У этой худородной дальше некуда Тазырас имелись свои счеты с великим князем Номчи. Картинно рассказывается, что Номчи, встретив ее, холопку с ядовитой кетской кровью, за сбором кедровых орешков, пленился девочкой и взял было ее в свой гарем, но проявила она, не по летам, такое нахальство, так досаждала прочим одалискам, что Номчи велел ее выпороть солеными прутьями и поторопился подарить ее князю Нояну, тому самому, на чьих угодьях, по его приглашению, и водворился русский острог. А Ноян из ехидства передарил девку боярчатам.
И она мечтала нагадить Номчи и всему алтысарскому народу с глазами, в которых блестела спелая черемуха.
Месть затаила, худородная,
Злобой дышала, неугодная.
Мирное посольство кыргызов прибыло в Потомский острог в те самые дни, когда в далекой Москве уже невежливо распрощались с Самозванцем, но пребывали в полной растерянности.
Кыргызы были горды и грудасты, кони и верблюды были великолепны. На огромном выкрашенном охрой верблюде, чья морда прикрыта была позолоченной маской, в невыразимо роскошной осенней собольей шубе восседала почтеннейшая Таначах, ветеран дипломатического движения, убедительная как огонь. Присылка старшей жены на переговоры являлась по степному закону актом предельного уважения и доверия.
Ээбис кулиибис — “наш светлый господин” Номчи-мерген тем самым сразу давал понять фактотумам Белого царя, что они (если не желанные, то) приемлемые новые соседи и, может быть, долгожданные союзники. И что мелкий местный князек Ноян, напрасно надувающийся в большие, сделал правильный выбор, пригласив урусов, вот хитрый же беличий хвост, однако его роль сыграна, и отныне приличествует вести прямой державный диалог. Номчи был умен. Бутаны-русские, конечно, пришли с разинутыми пастями — но как же усилились монголы! Ой-ой! Каким же надоедливым стал в последние годы Китай!

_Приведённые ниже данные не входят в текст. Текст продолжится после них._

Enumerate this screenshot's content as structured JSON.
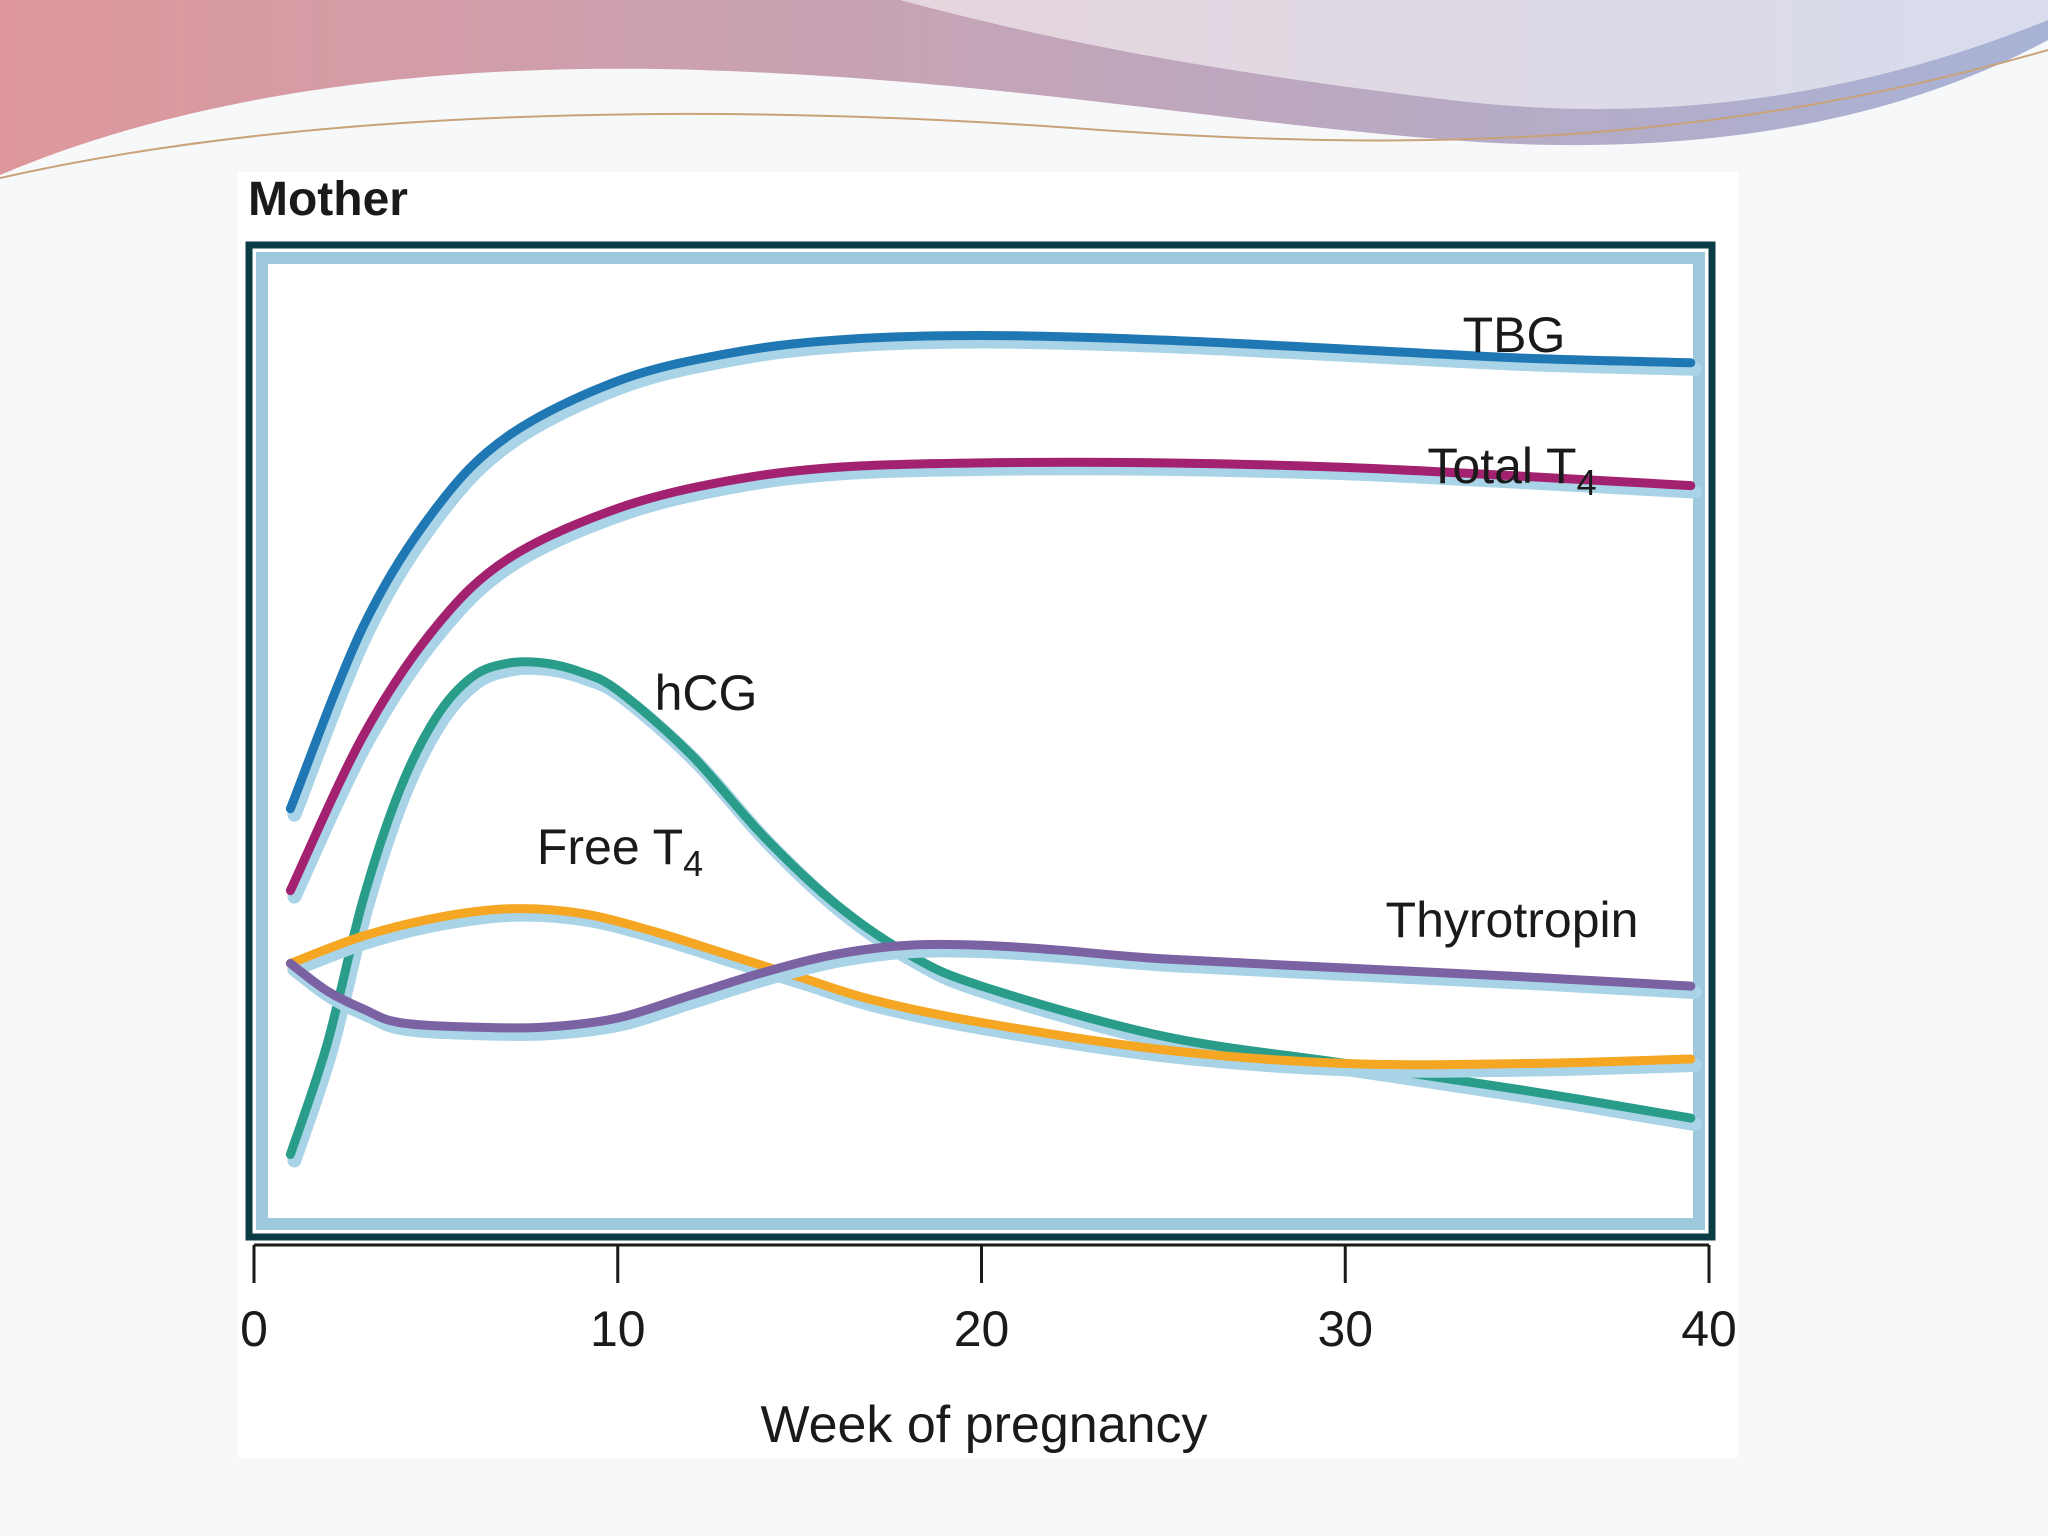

Вообще, усилились все. Распад монгольского семени надвое мог сулить взаимное ослабление ветвей, так было всегда, но не сейчас, когда они плодились как суслики и наливались свирепостью как камышовые коты. Пахло тройной данью. Раз уж пришли урусы, раз уж это неизбежно, не найти ли в них противовес?
А там — смотреть будем. Разве не живем мы на своей земле тысячу лет, разве не переживали мы всех своих врагов? Они были сильны и беспощадны, но снова и снова развевались наши бунчуки в междуречье Июсов, в Уйбатской степи, и лесные и горные кыштымы не переставали нести нам меха и кованое железо.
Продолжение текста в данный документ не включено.